Alteração, por Ratificação, do Decreto-Lei n.º 125/82, de 22 de Abril (Conselho Nacional de Educação)

A Assembleia dia República decreta, nos termos da alínea c) do artigo 169.º e do n.º 1 do artigo 172.º da Constituição, o seguinte:

Artigo único. É alterado, por ratificação, o Decreto-Lei n.º 125/82, de 22 de Abril, que passa a ter a seguinte redacção:

Artigo 1.º — Conselho Nacional de Educação

1 - A presente lei regula a composição, competência e regime de funcionamento do Conselho Nacional de Educação, adiante designado por Conselho.

2 - O Conselho é um órgão superior, com funções consultivas, e deve, sem prejuízo das competências próprias dos órgãos de soberania, proporcionar a participação das várias forças sociais, culturais e económicas, na procura de consensos alargados, relativamente à política educativa.

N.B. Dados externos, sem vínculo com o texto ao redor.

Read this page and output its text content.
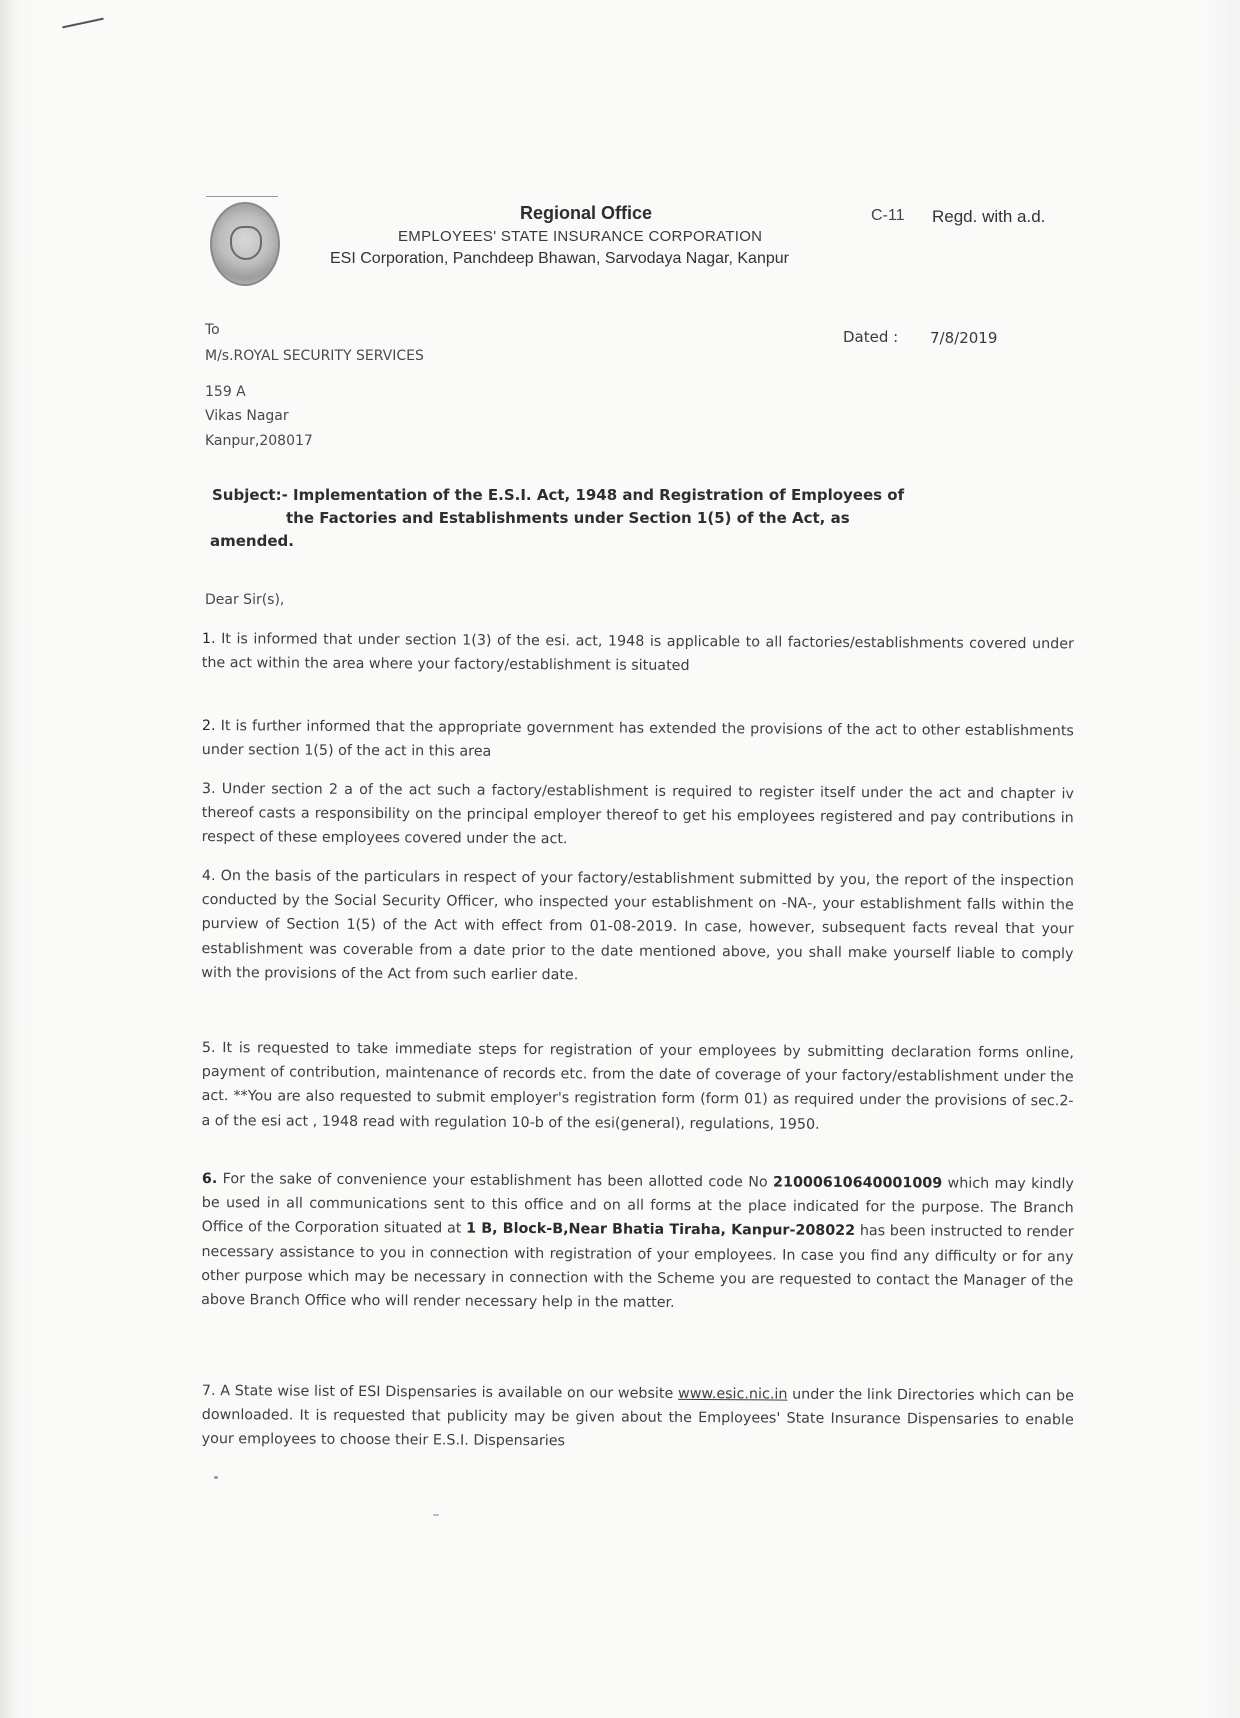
Regional Office	C-11 Regd. with a.d.
EMPLOYEES' STATE INSURANCE CORPORATION
ESI Corporation, Panchdeep Bhawan, Sarvodaya Nagar, Kanpur
To
M/s.ROYAL SECURITY SERVICES
159 A
Vikas Nagar
Kanpur,208017
Dated : 7/8/2019
Subject:- Implementation of the E.S.I. Act, 1948 and Registration of Employees of
the Factories and Establishments under Section 1(5) of the Act, as
amended.
Dear Sir(s),
1. It is informed that under section 1(3) of the esi. act, 1948 is applicable to all factories/establishments covered under the act within the area where your factory/establishment is situated
2. It is further informed that the appropriate government has extended the provisions of the act to other establishments under section 1(5) of the act in this area
3. Under section 2 a of the act such a factory/establishment is required to register itself under the act and chapter iv thereof casts a responsibility on the principal employer thereof to get his employees registered and pay contributions in respect of these employees covered under the act.
4. On the basis of the particulars in respect of your factory/establishment submitted by you, the report of the inspection conducted by the Social Security Officer, who inspected your establishment on -NA-, your establishment falls within the purview of Section 1(5) of the Act with effect from 01-08-2019. In case, however, subsequent facts reveal that your establishment was coverable from a date prior to the date mentioned above, you shall make yourself liable to comply with the provisions of the Act from such earlier date.
5. It is requested to take immediate steps for registration of your employees by submitting declaration forms online, payment of contribution, maintenance of records etc. from the date of coverage of your factory/establishment under the act. **You are also requested to submit employer's registration form (form 01) as required under the provisions of sec.2-a of the esi act , 1948 read with regulation 10-b of the esi(general), regulations, 1950.
6. For the sake of convenience your establishment has been allotted code No 21000610640001009 which may kindly be used in all communications sent to this office and on all forms at the place indicated for the purpose. The Branch Office of the Corporation situated at 1 B, Block-B,Near Bhatia Tiraha, Kanpur-208022 has been instructed to render necessary assistance to you in connection with registration of your employees. In case you find any difficulty or for any other purpose which may be necessary in connection with the Scheme you are requested to contact the Manager of the above Branch Office who will render necessary help in the matter.
7. A State wise list of ESI Dispensaries is available on our website www.esic.nic.in under the link Directories which can be downloaded. It is requested that publicity may be given about the Employees' State Insurance Dispensaries to enable your employees to choose their E.S.I. Dispensaries
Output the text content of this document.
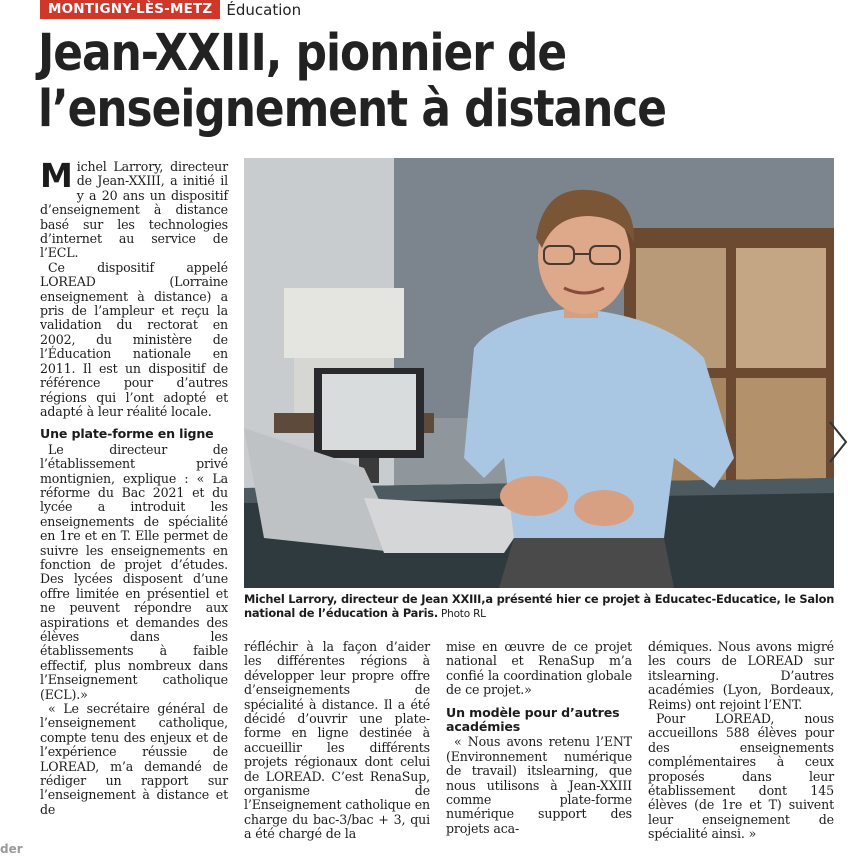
MONTIGNY-LÈS-METZ Éducation
Jean-XXIII, pionnier de
l’enseignement à distance

Michel Larrory, directeur de Jean-XXIII, a initié il y a 20 ans un dispositif d’enseignement à distance basé sur les technologies d’internet au service de l’ECL.

Ce dispositif appelé LOREAD (Lorraine enseignement à distance) a pris de l’ampleur et reçu la validation du rectorat en 2002, du ministère de l’Éducation nationale en 2011. Il est un dispositif de référence pour d’autres régions qui l’ont adopté et adapté à leur réalité locale.

Une plate-forme en ligne

Le directeur de l’établissement privé montignien, explique : « La réforme du Bac 2021 et du lycée a introduit les enseignements de spécialité en 1re et en T. Elle permet de suivre les enseignements en fonction de projet d’études. Des lycées disposent d’une offre limitée en présentiel et ne peuvent répondre aux aspirations et demandes des élèves dans les établissements à faible effectif, plus nombreux dans l’Enseignement catholique (ECL).»

« Le secrétaire général de l’enseignement catholique, compte tenu des enjeux et de l’expérience réussie de LOREAD, m’a demandé de rédiger un rapport sur l’enseignement à distance et de

Michel Larrory, directeur de Jean XXIII,a présenté hier ce projet à Educatec-Educatice, le Salon national de l’éducation à Paris. Photo RL

réfléchir à la façon d’aider les différentes régions à développer leur propre offre d’enseignements de spécialité à distance. Il a été décidé d’ouvrir une plate-forme en ligne destinée à accueillir les différents projets régionaux dont celui de LOREAD. C’est RenaSup, organisme de l’Enseignement catholique en charge du bac-3/bac + 3, qui a été chargé de la

mise en œuvre de ce projet national et RenaSup m’a confié la coordination globale de ce projet.»

Un modèle pour d’autres académies

« Nous avons retenu l’ENT (Environnement numérique de travail) itslearning, que nous utilisons à Jean-XXIII comme plate-forme numérique support des projets aca-

démiques. Nous avons migré les cours de LOREAD sur itslearning. D’autres académies (Lyon, Bordeaux, Reims) ont rejoint l’ENT.

Pour LOREAD, nous accueillons 588 élèves pour des enseignements complémentaires à ceux proposés dans leur établissement dont 145 élèves (de 1re et T) suivent leur enseignement de spécialité ainsi. »

der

3 - O Conselho é um órgão independente, funciona junto do Ministério da Educação e Cultura e goza de autonomia administrativa e financeira.

Artigo 2.º — Competências

1 - Compete ao Conselho Nacional de Educação, por iniciativa própria ou em resposta a solicitações que lhe sejam remetidas por outras entidades, emitir opiniões, pareceres e recomendações sobre todas as questões educativas, nomeadamente:

a)

Democratização do sistema educativo;

b)

Estrutura do sistema educativo;

c)

Sucesso escolar e educativo;

d)

Obrigatoriedade escolar;

e)

Combate ao analfabetismo;

f)

Educação básica de adultos e divulgação educativa;

g)

Educação recorrente;

h)

Ensino à distância;

i)

Planos de estudo;

j)

Currículos e programas de ensino;

k)

Critérios de frequência, avaliação e certificação de conhecimentos;

l)

Orientação escolar e profissional;

m)

Sistema de gestão dos estabelecimentos de ensino;

n)

Criação, organização e reestruturação de estabelecimentos de ensino superior;

o)

Acesso ao ensino superior;

p)

Carreira docente;

q)

Descentralização de serviços e regionalização do sistema educativo;

r)

Critérios gerais da rede escolar;

s)

Liberdade de aprender e ensinar;

t)

Ensino particular e cooperativo;

u)

Formação profissional;

w)

Planos plurianuais de investimento;

v)

Orçamento anual para a educação;

y)

Avaliação do sistema educativo.

2 - Cabe à comissão permanente estabelecer as prioridades de modo a conferir funcionalidade ao Conselho na satisfação das solicitações previstas no número anterior.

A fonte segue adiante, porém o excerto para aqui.